和やかな夕食の時間の中で、サレンとの絆が深まりつつあったサンダーラッツ一同だったが、デティットとアラドの二人に水を差される。

それだけではなく、今はデティットの態度で一触即発な険悪なムードが漂っている。

その雰囲気に、サレンは不安と緊張を抱えていた。

サンダーラッツも同じく緊張していたが、それは実は、デティットのその態度こそ“静寂の勇者ろうらく作戦”の開始を告げる合図だからだった____。

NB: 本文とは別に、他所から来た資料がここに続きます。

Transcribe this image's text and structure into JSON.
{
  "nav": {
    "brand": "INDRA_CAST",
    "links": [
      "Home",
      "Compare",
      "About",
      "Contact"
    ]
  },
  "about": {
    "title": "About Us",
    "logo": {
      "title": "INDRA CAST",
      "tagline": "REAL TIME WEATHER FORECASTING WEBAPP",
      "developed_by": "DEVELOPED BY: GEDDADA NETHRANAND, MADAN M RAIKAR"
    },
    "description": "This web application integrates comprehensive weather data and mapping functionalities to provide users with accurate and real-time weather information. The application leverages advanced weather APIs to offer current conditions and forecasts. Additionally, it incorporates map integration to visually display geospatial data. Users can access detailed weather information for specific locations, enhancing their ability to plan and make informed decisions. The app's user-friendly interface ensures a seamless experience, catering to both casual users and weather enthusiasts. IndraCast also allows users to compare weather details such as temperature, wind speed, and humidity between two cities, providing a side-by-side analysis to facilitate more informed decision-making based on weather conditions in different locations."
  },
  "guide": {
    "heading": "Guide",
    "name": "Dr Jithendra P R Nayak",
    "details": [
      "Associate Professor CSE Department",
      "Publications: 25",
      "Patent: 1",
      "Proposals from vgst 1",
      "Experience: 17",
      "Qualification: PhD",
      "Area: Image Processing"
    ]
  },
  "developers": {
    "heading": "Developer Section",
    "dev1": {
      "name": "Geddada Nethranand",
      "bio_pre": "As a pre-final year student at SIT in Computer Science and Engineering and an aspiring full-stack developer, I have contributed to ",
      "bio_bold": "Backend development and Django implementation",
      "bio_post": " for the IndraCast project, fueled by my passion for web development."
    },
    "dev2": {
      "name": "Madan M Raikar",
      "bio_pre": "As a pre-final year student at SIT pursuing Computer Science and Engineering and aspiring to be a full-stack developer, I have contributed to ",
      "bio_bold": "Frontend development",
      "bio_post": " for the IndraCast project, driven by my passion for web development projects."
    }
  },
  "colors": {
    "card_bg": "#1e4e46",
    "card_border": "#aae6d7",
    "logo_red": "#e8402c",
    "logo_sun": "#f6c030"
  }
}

 「“お前らは所詮、帝国軍だろう?”か・・・。言わんとしている事は分かるが、よくも今、このタイミングで言えたものだな?」

「そうだな・・・。確かに、探索中で協力し合っている、このタイミングで言うのは不味かったかもな。だが、言わせたのはお前達だ。よくもぬけぬけとサレン様を“仲間”などと呼んでくれたな?」

「悪いぃ?本当にそう思ったんだから、別に良いじゃない」

「それに、私達を最初に仲間と呼んでくれたのはサレンの方」

「そうですね。ですので、サレン様には訂正すべきと申し上げているのですよ」

「アラド・・・・」

「良くお考え下さい、サレン様。確かにサンダーラッツ個人で見れば、人格的に優れている者も居るでしょう。仲間と呼びたくなる気持ちも分からなくは無いです。ですが、彼らの立場はあくまで帝国軍。侵略国家で、この者達はその尖兵です」

「人格的に優れているというのは、どうだかな・・・甘くないか?アラド。侵略国家で軍人になって、喜んで人を殺しているような連中だ。人格的にも、ろくでもないだろう」

「デティット!?」

「何ですってぇ!?」


オーマ達を否定しつつも、一定の評価をするアラドと違い、完全にサンダーラッツを否定したデティットの言葉に、いよいよヴァリネスが声を荒げた。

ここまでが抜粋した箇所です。